Azrael, Samara Weaving‘s latest entry in the horror genre, will bow in theaters this fall. The film will premiere exclusively in theaters on September 27. Deadline reports that IFC Films and Shudder have acquired the North American rights to Azrael; Shudder will stream the film later in the year.
Azrael takes place in a mysterious post-apocalyptic world where nobody speaks. Weaving plays Azrael, a young woman who has escaped from a fundamentalist community. They wish to sacrifice her to stave off the ancient evils that dwell within the woods – but she has other ideas. The film also stars Femme‘s Nathan Stewart-Jarrett. Azrael comes with a horror pedigree; director E.L. Katz previously helmed the black comedy thriller Cheap Thrills, while screenwriter Simon Barrett is a frequent collaborator with Adam Wingard, having penned You’re Next, The Guest, and Blair Witch. Says Katz, “I couldn’t be more thrilled to have Azrael released by our good friends at Shudder/IFC. Their support of wild, uncompromising genre films is unparalleled. We are so excited to invite all horror fans along for this mysterious, gruesome, hellish, Samara Weaving ass-kicking marathon.”
Who Is Samara Weaving?
The niece of character actor Hugo Weaving, Samara Weaving made her screen debut in her native Australia on the TV drama Out of the Blue, and later moved on to the long-running soap opera Home and Away. She made her big-screen American debut with Monster Trucks, and has become a familiar presence on the big and small screens, starring in Three Billboards Outside Ebbing, Missouri, Nine Perfect Strangers, Bill and Ted Face the Music, and Babylon. Weaving has established herself as a “scream queen” with a number of prominent horror roles, most famously as a blood-spattered bride-to-be in Radio Silence‘s Ready or Not; she has also appeared in Mayhem, The Babysitter, Scream 6, and the TV series Ash vs. Evil Dead. Next up for Weaving is the thriller Borderline, alongside Eric Dane and Alba Baptista, and the heist comedy Eenie Meanie, with Karl Glusman and Andy Garcia. She is also slated to star in the single-camera Netflix comedy Little Sky, which she will also executive produce.

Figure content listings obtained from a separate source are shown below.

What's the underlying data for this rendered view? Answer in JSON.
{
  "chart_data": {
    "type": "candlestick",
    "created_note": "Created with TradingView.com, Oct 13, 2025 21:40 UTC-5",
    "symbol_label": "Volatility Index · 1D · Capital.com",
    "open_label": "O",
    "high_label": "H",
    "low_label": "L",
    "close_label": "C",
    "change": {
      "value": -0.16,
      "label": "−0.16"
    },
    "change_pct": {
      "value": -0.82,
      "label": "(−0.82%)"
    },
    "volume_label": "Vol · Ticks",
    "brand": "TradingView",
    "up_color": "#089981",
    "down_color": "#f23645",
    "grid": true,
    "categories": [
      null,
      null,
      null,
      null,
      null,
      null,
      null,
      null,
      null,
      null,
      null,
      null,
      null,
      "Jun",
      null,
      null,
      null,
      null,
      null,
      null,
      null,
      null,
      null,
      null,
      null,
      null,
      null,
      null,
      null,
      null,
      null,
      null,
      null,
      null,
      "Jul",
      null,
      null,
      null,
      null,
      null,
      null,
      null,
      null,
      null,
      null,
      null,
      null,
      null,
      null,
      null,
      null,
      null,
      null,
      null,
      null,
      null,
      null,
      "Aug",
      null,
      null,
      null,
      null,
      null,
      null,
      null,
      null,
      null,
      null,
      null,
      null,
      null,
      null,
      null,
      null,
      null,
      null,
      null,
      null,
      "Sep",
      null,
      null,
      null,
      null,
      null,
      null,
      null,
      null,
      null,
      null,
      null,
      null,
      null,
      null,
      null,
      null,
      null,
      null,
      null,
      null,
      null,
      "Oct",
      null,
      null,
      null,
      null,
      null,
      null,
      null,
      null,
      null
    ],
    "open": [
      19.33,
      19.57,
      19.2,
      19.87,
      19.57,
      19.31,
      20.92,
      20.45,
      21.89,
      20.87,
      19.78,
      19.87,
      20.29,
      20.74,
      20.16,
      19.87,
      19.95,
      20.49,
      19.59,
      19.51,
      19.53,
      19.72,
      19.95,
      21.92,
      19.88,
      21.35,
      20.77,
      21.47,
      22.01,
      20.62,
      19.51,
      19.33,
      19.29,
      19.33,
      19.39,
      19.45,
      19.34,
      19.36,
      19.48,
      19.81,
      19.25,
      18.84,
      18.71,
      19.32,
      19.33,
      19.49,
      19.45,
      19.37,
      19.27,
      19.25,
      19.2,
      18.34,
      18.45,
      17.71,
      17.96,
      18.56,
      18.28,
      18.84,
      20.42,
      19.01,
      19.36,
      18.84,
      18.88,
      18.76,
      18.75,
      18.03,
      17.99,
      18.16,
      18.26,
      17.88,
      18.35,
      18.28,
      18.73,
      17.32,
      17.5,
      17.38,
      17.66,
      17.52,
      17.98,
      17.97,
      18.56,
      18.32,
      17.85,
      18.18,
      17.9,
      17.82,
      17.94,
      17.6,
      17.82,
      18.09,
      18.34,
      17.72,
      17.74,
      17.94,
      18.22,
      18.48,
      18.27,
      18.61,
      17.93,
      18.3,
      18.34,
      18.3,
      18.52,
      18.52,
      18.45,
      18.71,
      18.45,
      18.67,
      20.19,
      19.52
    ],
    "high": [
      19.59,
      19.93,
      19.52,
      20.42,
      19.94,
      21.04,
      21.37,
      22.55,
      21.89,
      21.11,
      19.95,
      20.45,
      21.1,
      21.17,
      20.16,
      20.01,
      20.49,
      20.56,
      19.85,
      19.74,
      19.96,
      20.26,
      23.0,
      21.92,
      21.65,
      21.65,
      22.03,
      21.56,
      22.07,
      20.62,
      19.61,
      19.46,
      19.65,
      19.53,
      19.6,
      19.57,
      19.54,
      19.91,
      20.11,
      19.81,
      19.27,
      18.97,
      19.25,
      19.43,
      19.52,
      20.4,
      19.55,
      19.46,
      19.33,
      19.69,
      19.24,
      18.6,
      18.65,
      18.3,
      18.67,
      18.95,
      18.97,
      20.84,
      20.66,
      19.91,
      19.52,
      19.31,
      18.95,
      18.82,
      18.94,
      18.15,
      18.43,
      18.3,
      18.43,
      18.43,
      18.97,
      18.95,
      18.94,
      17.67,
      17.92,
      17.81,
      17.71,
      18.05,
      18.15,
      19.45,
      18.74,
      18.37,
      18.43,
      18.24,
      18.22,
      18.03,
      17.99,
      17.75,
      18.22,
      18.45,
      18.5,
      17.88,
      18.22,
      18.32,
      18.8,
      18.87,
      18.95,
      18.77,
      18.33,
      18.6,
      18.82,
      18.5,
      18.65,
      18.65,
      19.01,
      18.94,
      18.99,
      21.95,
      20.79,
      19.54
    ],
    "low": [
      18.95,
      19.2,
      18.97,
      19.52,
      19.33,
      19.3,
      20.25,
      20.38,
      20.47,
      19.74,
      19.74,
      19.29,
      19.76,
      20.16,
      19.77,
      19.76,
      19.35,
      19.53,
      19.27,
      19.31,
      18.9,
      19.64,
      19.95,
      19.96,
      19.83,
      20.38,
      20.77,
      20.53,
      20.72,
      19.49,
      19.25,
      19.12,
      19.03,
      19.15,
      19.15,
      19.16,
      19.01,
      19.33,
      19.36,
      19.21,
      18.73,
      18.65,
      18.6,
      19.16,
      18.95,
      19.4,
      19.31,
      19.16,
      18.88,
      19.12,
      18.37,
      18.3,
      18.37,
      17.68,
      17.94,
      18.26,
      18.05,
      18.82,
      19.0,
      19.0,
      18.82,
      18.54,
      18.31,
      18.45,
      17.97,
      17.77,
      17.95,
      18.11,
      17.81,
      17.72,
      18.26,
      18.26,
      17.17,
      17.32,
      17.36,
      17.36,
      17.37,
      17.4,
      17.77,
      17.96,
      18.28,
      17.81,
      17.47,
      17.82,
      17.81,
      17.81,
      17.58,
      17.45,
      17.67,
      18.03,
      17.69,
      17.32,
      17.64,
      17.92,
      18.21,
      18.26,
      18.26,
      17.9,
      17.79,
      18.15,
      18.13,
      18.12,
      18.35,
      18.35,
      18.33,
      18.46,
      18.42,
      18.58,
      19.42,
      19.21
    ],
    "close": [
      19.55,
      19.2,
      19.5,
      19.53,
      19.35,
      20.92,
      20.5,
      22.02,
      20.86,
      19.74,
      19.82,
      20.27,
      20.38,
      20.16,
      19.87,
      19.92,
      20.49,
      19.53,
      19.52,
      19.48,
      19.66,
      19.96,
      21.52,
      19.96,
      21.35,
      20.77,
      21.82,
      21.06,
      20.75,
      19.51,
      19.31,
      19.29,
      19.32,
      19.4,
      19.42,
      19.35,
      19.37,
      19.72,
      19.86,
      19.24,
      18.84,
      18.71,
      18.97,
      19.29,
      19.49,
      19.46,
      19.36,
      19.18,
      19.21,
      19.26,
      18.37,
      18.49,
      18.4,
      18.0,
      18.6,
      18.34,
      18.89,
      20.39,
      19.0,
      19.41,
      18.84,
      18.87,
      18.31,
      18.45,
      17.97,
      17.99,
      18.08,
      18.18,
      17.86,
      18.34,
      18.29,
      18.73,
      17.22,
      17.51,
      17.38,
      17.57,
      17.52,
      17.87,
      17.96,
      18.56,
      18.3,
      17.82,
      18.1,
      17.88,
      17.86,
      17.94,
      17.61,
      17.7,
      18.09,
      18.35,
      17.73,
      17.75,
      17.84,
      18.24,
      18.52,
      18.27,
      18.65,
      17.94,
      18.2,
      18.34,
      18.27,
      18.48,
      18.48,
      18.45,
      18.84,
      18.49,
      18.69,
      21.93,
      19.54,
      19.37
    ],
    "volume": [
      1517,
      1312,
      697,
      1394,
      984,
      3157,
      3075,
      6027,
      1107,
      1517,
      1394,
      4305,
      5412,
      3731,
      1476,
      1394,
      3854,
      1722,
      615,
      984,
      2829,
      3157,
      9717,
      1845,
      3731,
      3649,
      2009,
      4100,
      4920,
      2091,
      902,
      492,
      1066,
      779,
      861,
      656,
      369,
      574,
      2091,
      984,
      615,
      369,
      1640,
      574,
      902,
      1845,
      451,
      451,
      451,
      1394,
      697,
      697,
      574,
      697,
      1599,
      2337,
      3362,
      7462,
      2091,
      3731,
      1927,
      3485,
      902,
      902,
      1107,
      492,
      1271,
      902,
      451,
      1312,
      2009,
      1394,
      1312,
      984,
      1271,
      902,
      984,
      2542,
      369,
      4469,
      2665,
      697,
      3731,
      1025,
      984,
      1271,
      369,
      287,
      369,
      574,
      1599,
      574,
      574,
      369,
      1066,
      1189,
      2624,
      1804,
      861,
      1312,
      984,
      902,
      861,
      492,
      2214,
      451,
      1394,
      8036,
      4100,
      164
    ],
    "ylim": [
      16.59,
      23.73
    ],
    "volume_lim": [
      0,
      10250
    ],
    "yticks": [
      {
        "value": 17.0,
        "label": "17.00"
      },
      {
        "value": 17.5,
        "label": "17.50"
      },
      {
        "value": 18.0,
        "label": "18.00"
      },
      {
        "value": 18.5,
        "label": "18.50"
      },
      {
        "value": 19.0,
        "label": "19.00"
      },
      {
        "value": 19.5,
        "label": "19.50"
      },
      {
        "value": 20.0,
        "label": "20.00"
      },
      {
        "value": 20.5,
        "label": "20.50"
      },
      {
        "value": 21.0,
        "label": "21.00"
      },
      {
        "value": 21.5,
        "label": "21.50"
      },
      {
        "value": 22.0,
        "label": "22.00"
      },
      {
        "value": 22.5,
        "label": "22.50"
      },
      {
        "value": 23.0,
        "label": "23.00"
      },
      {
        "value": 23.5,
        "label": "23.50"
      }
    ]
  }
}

Azrael premiered at the South By Southwest Film Festival earlier this year; in his review, Collider‘s Matt Donato praised Weaving‘s largely-silent performance, remarking that she “carries Azrael without speaking as much as a whimper”. It will also screen at Montreal’s Fantasia Film Festival next month.
Azrael will premiere in theaters on September 27, 2024, and will bow on Shudder later in the year.